F

Consolidate and Close Prisons!

Make the system safer while lowering costs!

The Texas prison system can make us safer, at less cost to taxpayers, if we close those units which are hardest to staff or need massive investment to keep open. Texas can reduce its budget busting, multi-billion dollar system even more by changing how we handle certain low-risk, nonviolent offenders.

After a decades-long decline in crime, Texas’ prison population finally declined in recent years, allowing closure of eight prison units since 2013. Simply consolidating inmate populations would allow the state to shutter two more prisons. Taking the next step and continuing to ratchet down overly punitive sentences for nonviolent offenses would allow the state to shutter several more.

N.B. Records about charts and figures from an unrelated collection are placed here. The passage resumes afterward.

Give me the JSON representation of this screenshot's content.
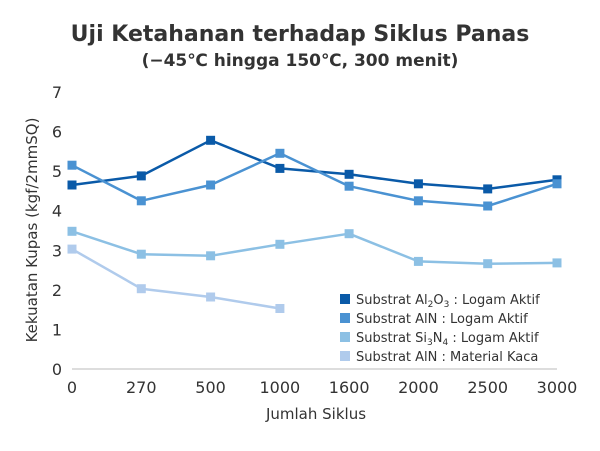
{
  "chart_data": {
    "type": "line",
    "title": "Uji Ketahanan terhadap Siklus Panas",
    "subtitle": "(−45℃ hingga 150℃, 300 menit)",
    "xlabel": "Jumlah Siklus",
    "ylabel": "Kekuatan Kupas (kgf/2mmSQ)",
    "categories": [
      "0",
      "270",
      "500",
      "1000",
      "1600",
      "2000",
      "2500",
      "3000"
    ],
    "yticks": [
      "0",
      "1",
      "2",
      "3",
      "4",
      "5",
      "6",
      "7"
    ],
    "ylim": [
      0,
      7
    ],
    "grid": false,
    "legend_position": "bottom-right",
    "series": [
      {
        "label_parts": [
          {
            "text": "Substrat Al",
            "sub": false
          },
          {
            "text": "2",
            "sub": true
          },
          {
            "text": "O",
            "sub": false
          },
          {
            "text": "3",
            "sub": true
          },
          {
            "text": " : Logam Aktif",
            "sub": false
          }
        ],
        "color": "#0a5aa8",
        "values": [
          4.65,
          4.88,
          5.78,
          5.07,
          4.92,
          4.68,
          4.55,
          4.78
        ]
      },
      {
        "label_parts": [
          {
            "text": "Substrat AlN    : Logam Aktif",
            "sub": false
          }
        ],
        "color": "#4a92d2",
        "values": [
          5.15,
          4.25,
          4.65,
          5.45,
          4.62,
          4.25,
          4.12,
          4.68
        ]
      },
      {
        "label_parts": [
          {
            "text": "Substrat Si",
            "sub": false
          },
          {
            "text": "3",
            "sub": true
          },
          {
            "text": "N",
            "sub": false
          },
          {
            "text": "4",
            "sub": true
          },
          {
            "text": " : Logam Aktif",
            "sub": false
          }
        ],
        "color": "#8cc0e4",
        "values": [
          3.48,
          2.9,
          2.86,
          3.15,
          3.42,
          2.72,
          2.66,
          2.68
        ]
      },
      {
        "label_parts": [
          {
            "text": "Substrat AlN    : Material Kaca",
            "sub": false
          }
        ],
        "color": "#b0cbec",
        "values": [
          3.03,
          2.03,
          1.82,
          1.53,
          null,
          null,
          null,
          null
        ]
      }
    ]
  }
}
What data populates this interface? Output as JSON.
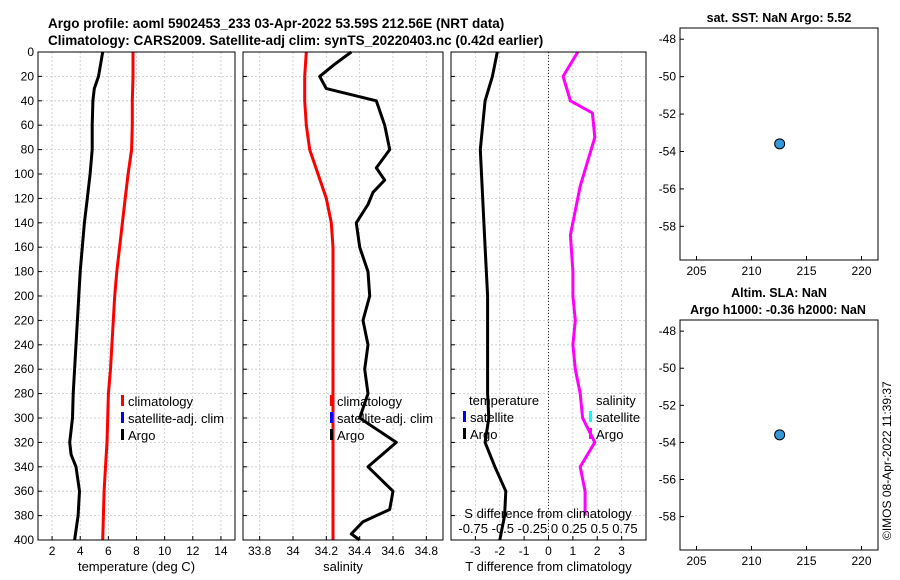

RIGHT NOW while the agency is developing its new budget, we should demand that first step: consolidation and closure. Closing just one unit can save taxpayers millions. Some existing units require millions of new dollars invested just to stay open. TDCJ asked the legislature for $55.6 million for repairs last session alone.

But its not “all about the money.” This is also about safety. Many facilities are severely short staffed, and the state cannot find people willing to go to these locations for these jobs. At the end of last year, system turnover had reached 28% a year, with some units facing a mass exodus of more than half their staff in 2017. TDCJ has thousands of open guard positions. Staff shortages make prisons less safe for guards, inmates and the surrounding communities. That’s why the union representing TDCJ correctional officers has come out in favor of policy changes to support more prison closures targeting understaffed units. Their members are being placed in danger by prioritizing “bigger” over “better.”

Bi-partisan coalition for reform

The following organizations support reducing costs by consolidating and closing some units: Texas Public Policy Foundation, Texas Criminal Justice Coalition, Texans for Accountable Government (TAG), Texas Appleseed, ACLU of Texas, Austin Justice Coalition, and Just Liberty.

Act now! Tell the head of the prison system to bring lawmakers a real proposal to reduce costs by consolidating units!

Every agency is RIGHT NOW creating its new budget for the 2019 legislative session. TDCJ’s new budget could identify units for closure that:

  • have faced the most serious staffing problems
  • need significant repair
  • surrounding communities believe should be redeveloped to meet local needs
  • are underutilized for other reasons.

Prison closures will solidify criminal justice reform gains

Texas prisons can be consolidated and closed for two major reasons: there’s less crime, and fewer people are being sentenced to prison for certain nonviolent crimes that they do commit. That’s the Texas “miracle.” We reduced sentences for common crimes and saw our overall rate of criminality decrease just as much as anywhere else in the nation. We are on to something.

The agency should also identify policy changes which would prioritize prison spending based on public safety, including adjustments to sentencing paradigms applied by Lone Star judges and juries. In Oklahoma, voters in 2016 (on the same ballot on which Donald Trump was elected president by a 2-1 statewide margin), overwhelmingly voted to reduce user-level drug possession from a felony to a misdemeanor. If Texas did that, it would be possible both to pay for additional drug treatment and still register savings in the budget by closing more prisons.

Closing underutilized prisons NOW ensures that lawmakers think twice before ratcheting up penalties again in response to tomorrow’s headline crime. Once those buildings are shuttered and razed, taxpayers are not going to want to go down this expensive road again and will be looking for more ways to safely extend the Texas miracle into the next decade.